Strictly necessary cookies are required for the website to function securely and correctly. These cookies cannot be disabled and do not require consent, as they are essential to the operation of the website. Analytics cookies are used to understand in aggregate terms how visitors interact with the website — for example, which pages are most visited and how users navigate between sections. These cookies are activated only upon your explicit consent. Marketing cookies are used to deliver more relevant communications to you based on your browsing activity. These cookies are also activated only upon your explicit consent.

Upon your first visit to the Kenscio website, a cookie consent banner will be presented allowing you to accept or decline cookies by category. You may change your preferences at any time using the cookie preferences tool available on the website. For full details on the specific cookies we use, the third-party providers involved, the purposes of use, and the retention periods applicable to each cookie category, please refer to our Cookie Policy at kenscio.com/cookie-policy.
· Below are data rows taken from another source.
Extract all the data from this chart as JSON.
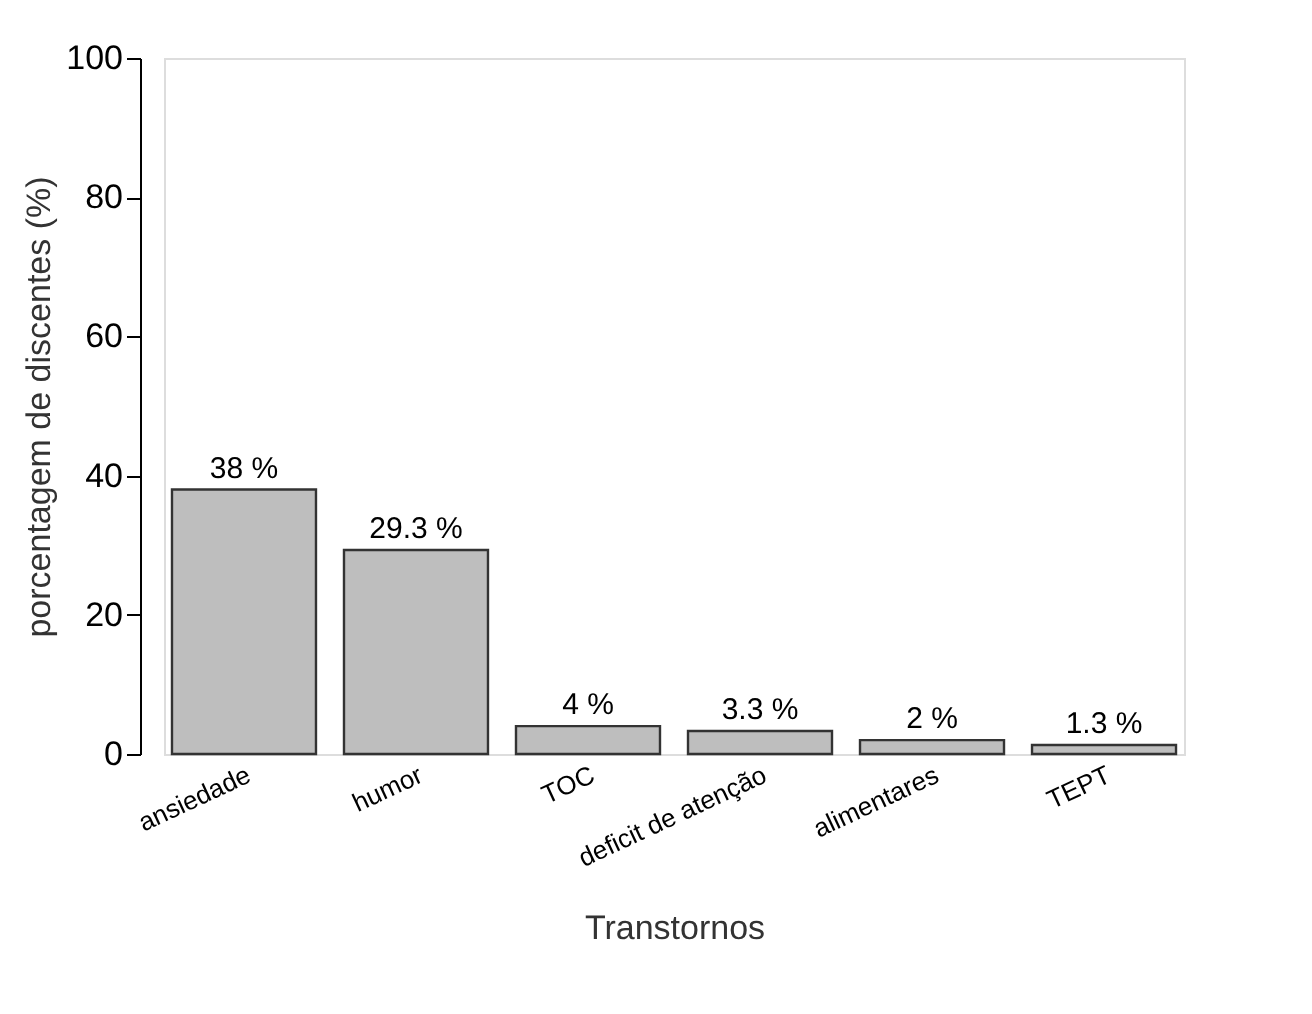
{
  "chart_data": {
    "type": "bar",
    "xlabel": "Transtornos",
    "ylabel": "porcentagem de discentes (%)",
    "categories": [
      "ansiedade",
      "humor",
      "TOC",
      "deficit de atenção",
      "alimentares",
      "TEPT"
    ],
    "values": [
      38,
      29.3,
      4,
      3.3,
      2,
      1.3
    ],
    "value_labels": [
      "38 %",
      "29.3 %",
      "4 %",
      "3.3 %",
      "2 %",
      "1.3 %"
    ],
    "color": "#bebebe",
    "ylim": [
      0,
      100
    ],
    "yticks": [
      0,
      20,
      40,
      60,
      80,
      100
    ],
    "grid": false
  }
}
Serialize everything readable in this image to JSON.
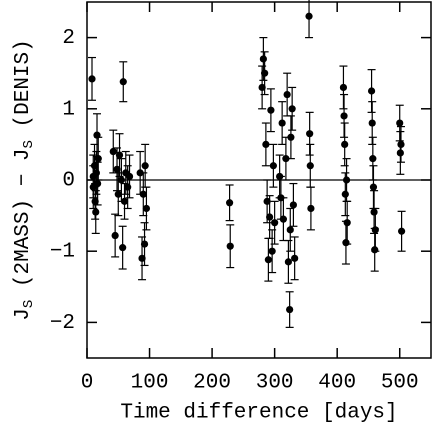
{
  "chart_data": {
    "type": "scatter",
    "xlabel": "Time difference [days]",
    "ylabel": [
      "J",
      "S",
      " (2MASS) − ",
      "J",
      "S",
      " (DENIS)"
    ],
    "xlim": [
      0,
      550
    ],
    "ylim": [
      -2.5,
      2.5
    ],
    "xticks": [
      0,
      100,
      200,
      300,
      400,
      500
    ],
    "yticks": [
      {
        "value": -2,
        "label": "−2"
      },
      {
        "value": -1,
        "label": "−1"
      },
      0,
      1,
      2
    ],
    "hline": 0,
    "color": "#000000",
    "x": [
      8,
      10,
      10,
      12,
      13,
      15,
      16,
      17,
      18,
      14,
      42,
      45,
      48,
      50,
      52,
      55,
      57,
      58,
      60,
      62,
      65,
      68,
      85,
      88,
      90,
      92,
      93,
      95,
      228,
      229,
      280,
      282,
      284,
      286,
      288,
      290,
      292,
      294,
      296,
      298,
      300,
      308,
      310,
      312,
      314,
      318,
      320,
      322,
      324,
      325,
      326,
      328,
      330,
      332,
      355,
      356,
      357,
      358,
      410,
      411,
      412,
      413,
      414,
      415,
      416,
      455,
      456,
      457,
      458,
      459,
      460,
      461,
      500,
      501,
      502,
      503
    ],
    "y": [
      1.42,
      0.05,
      -0.1,
      0.2,
      -0.3,
      0.1,
      0.63,
      -0.05,
      0.3,
      -0.45,
      0.4,
      -0.78,
      0.15,
      -0.2,
      0.35,
      0.0,
      -0.95,
      1.38,
      -0.3,
      0.1,
      -0.1,
      0.05,
      0.1,
      -1.1,
      -0.2,
      -0.9,
      0.2,
      -0.4,
      -0.32,
      -0.93,
      1.3,
      1.7,
      1.5,
      0.5,
      -0.3,
      -1.12,
      -0.52,
      0.98,
      -1.0,
      0.2,
      -0.6,
      0.05,
      -0.25,
      0.8,
      -0.55,
      0.3,
      1.2,
      -1.15,
      -1.82,
      -0.7,
      0.6,
      1.0,
      -0.35,
      -1.1,
      2.3,
      0.65,
      0.2,
      -0.4,
      1.3,
      0.9,
      0.5,
      -0.2,
      -0.88,
      0.0,
      -0.6,
      1.25,
      0.8,
      0.3,
      -0.1,
      -0.45,
      -0.98,
      -0.7,
      0.8,
      0.38,
      0.5,
      -0.72
    ],
    "yerr": [
      0.3,
      0.3,
      0.3,
      0.3,
      0.25,
      0.3,
      0.3,
      0.3,
      0.3,
      0.3,
      0.3,
      0.3,
      0.3,
      0.3,
      0.3,
      0.3,
      0.3,
      0.28,
      0.25,
      0.3,
      0.3,
      0.3,
      0.3,
      0.3,
      0.3,
      0.3,
      0.3,
      0.3,
      0.25,
      0.3,
      0.3,
      0.3,
      0.3,
      0.3,
      0.3,
      0.3,
      0.3,
      0.3,
      0.3,
      0.3,
      0.3,
      0.3,
      0.3,
      0.3,
      0.3,
      0.3,
      0.3,
      0.3,
      0.25,
      0.3,
      0.3,
      0.3,
      0.3,
      0.3,
      0.3,
      0.3,
      0.3,
      0.3,
      0.3,
      0.3,
      0.3,
      0.3,
      0.3,
      0.3,
      0.3,
      0.3,
      0.3,
      0.3,
      0.3,
      0.3,
      0.3,
      0.3,
      0.25,
      0.3,
      0.25,
      0.28
    ]
  }
}
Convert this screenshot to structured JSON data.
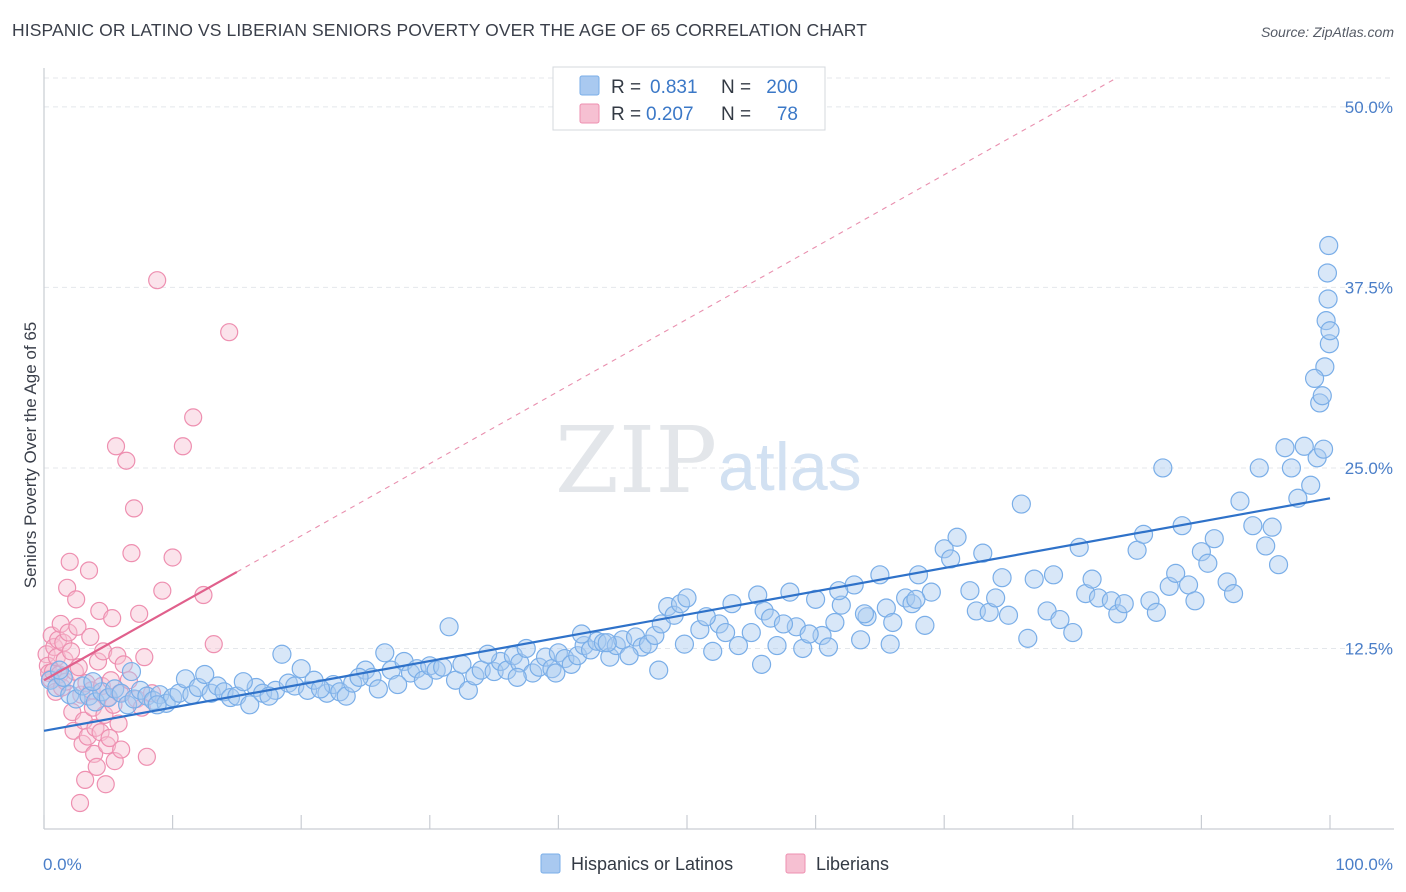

15. Changes to This Privacy Policy

Kenscio may update this Privacy Policy from time to time to reflect changes in our data processing practices, the services we offer, or the applicable legal and regulatory requirements. When we make material changes to this policy, we will update the “Last Updated” date at the top of this page. Where the changes materially affect how we process your personal data in our capacity as a Data Fiduciary, we will also notify you directly by email before the revised policy comes into effect, display a prominent notice on the Kenscio website homepage for a period of at least thirty days, and where the change requires fresh consent, seek that consent through the appropriate mechanism before applying the new processing purpose.

You are encouraged to review this policy periodically. Your continued use of the Kenscio website or services after the effective date of a revised policy constitutes your acknowledgement of the updated terms, in circumstances where fresh consent is not required. This Privacy Policy does not modify or amend any contractual terms agreed between Kenscio and its clients, including any applicable Data Processing Agreement. In the event of a conflict between this Privacy Policy and a client agreement with respect to client data processed in a Data Processor capacity, the client agreement shall govern.

16. Contact Us and Grievance Redressal

If you have any questions about this Privacy Policy, wish to exercise any of your rights under the DPDPA, or wish to submit a grievance relating to the processing of your personal data, please contact our Grievance Officer using the details below. Our Grievance Officer is designated in accordance with the DPDPA and the Information Technology (Reasonable Security Practices and Procedures and Sensitive Personal Data or Information) Rules, 2011.

If you are not satisfied with our response to your grievance, you have the right to escalate your complaint to the Data Protection Board of India once it is constituted and operational under the DPDPA. Kenscio encourages Data Principals to contact us first so that we may address concerns directly and promptly.

This Privacy Policy is governed by and shall be construed in accordance with the laws of India. Any disputes arising in connection with this policy that are not resolved through the DPDPA’s grievance and redressal mechanisms shall be subject to the exclusive jurisdiction of the courts at Bengaluru, Karnataka.